Here's a problem this identity is reputed to solve. Consider n + m trials having a common probability of success. Suppose, however, that this success probability is not fixed in advance but is chosen from a uniform (0,1) population. We want to determine the conditional PDF for success given that the n + m trials result in n successes.

Using the identity established above:

[tex]f_{X|Y}(x|n) =\frac{P(N=n|X=x)}{P(N=n)}f(x)[/tex]

we have

[tex]\frac{\left(\begin{array}{c}n+m\\n\end{array}\right)x^n (1-x)^m }{Pr(N=n)}=cx^n (1-x)^m[/tex]

which is the PDF of a beta random variable with parameters n + 1 and m + 1.
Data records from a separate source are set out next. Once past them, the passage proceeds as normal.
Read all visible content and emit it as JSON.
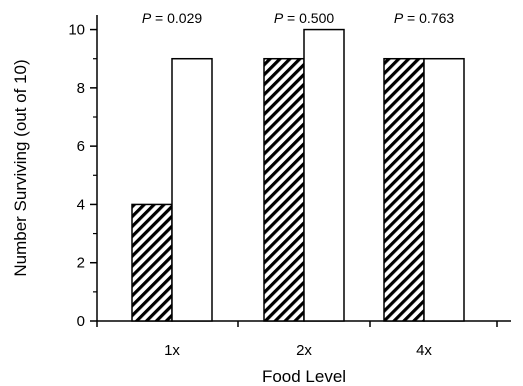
{
  "chart_data": {
    "type": "bar",
    "categories": [
      "1x",
      "2x",
      "4x"
    ],
    "series": [
      {
        "fill": "hatched",
        "values": [
          4,
          9,
          9
        ]
      },
      {
        "fill": "open",
        "values": [
          9,
          10,
          9
        ]
      }
    ],
    "annotations": [
      {
        "prefix": "P",
        "value": "= 0.029"
      },
      {
        "prefix": "P",
        "value": "= 0.500"
      },
      {
        "prefix": "P",
        "value": "= 0.763"
      }
    ],
    "xlabel": "Food Level",
    "ylabel": "Number Surviving (out of 10)",
    "ylim": [
      0,
      10.5
    ],
    "yticks": [
      0,
      2,
      4,
      6,
      8,
      10
    ],
    "yticks_minor": [
      1,
      3,
      5,
      7,
      9
    ],
    "grid": false,
    "legend": "none",
    "colors": {
      "bar_stroke": "#000000",
      "open_fill": "#ffffff",
      "hatch": "#000000",
      "axis": "#000000"
    }
  }
}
This is supposed to show that when PDF of a trial success is uniformly distributed over (0,1) prior to the collection of data, then given n sucesses in n+m trials the posterior or conditional PDF is a beta distribution with parameters n + 1 and m + 1.
 
Please disregard my question about the righthand term. I'm used to seeing Bayes THM with an AND term in the numerator, so my left brain took over and I did not *see* the conditional term, which of course, explains why you need the righthand term.

APOLOGIES!

However, I am also not sure I understand how he applies the identity to obtain the solution of the example problem. Once x established, the number of successes is modeled by the the binomial distribution. O.k. But he feels free to absorb the binomial coefficient and the denominator into a constant c as if it were irrelevant to the main point of showing that this is a beta distribution:

[tex]\frac{\left(\begin{array}{c}n+m\\n\end{array}\right)}{Pr(N=n)}[/tex]

Why is the author so dismissive of the binomial coefficient and the denominator?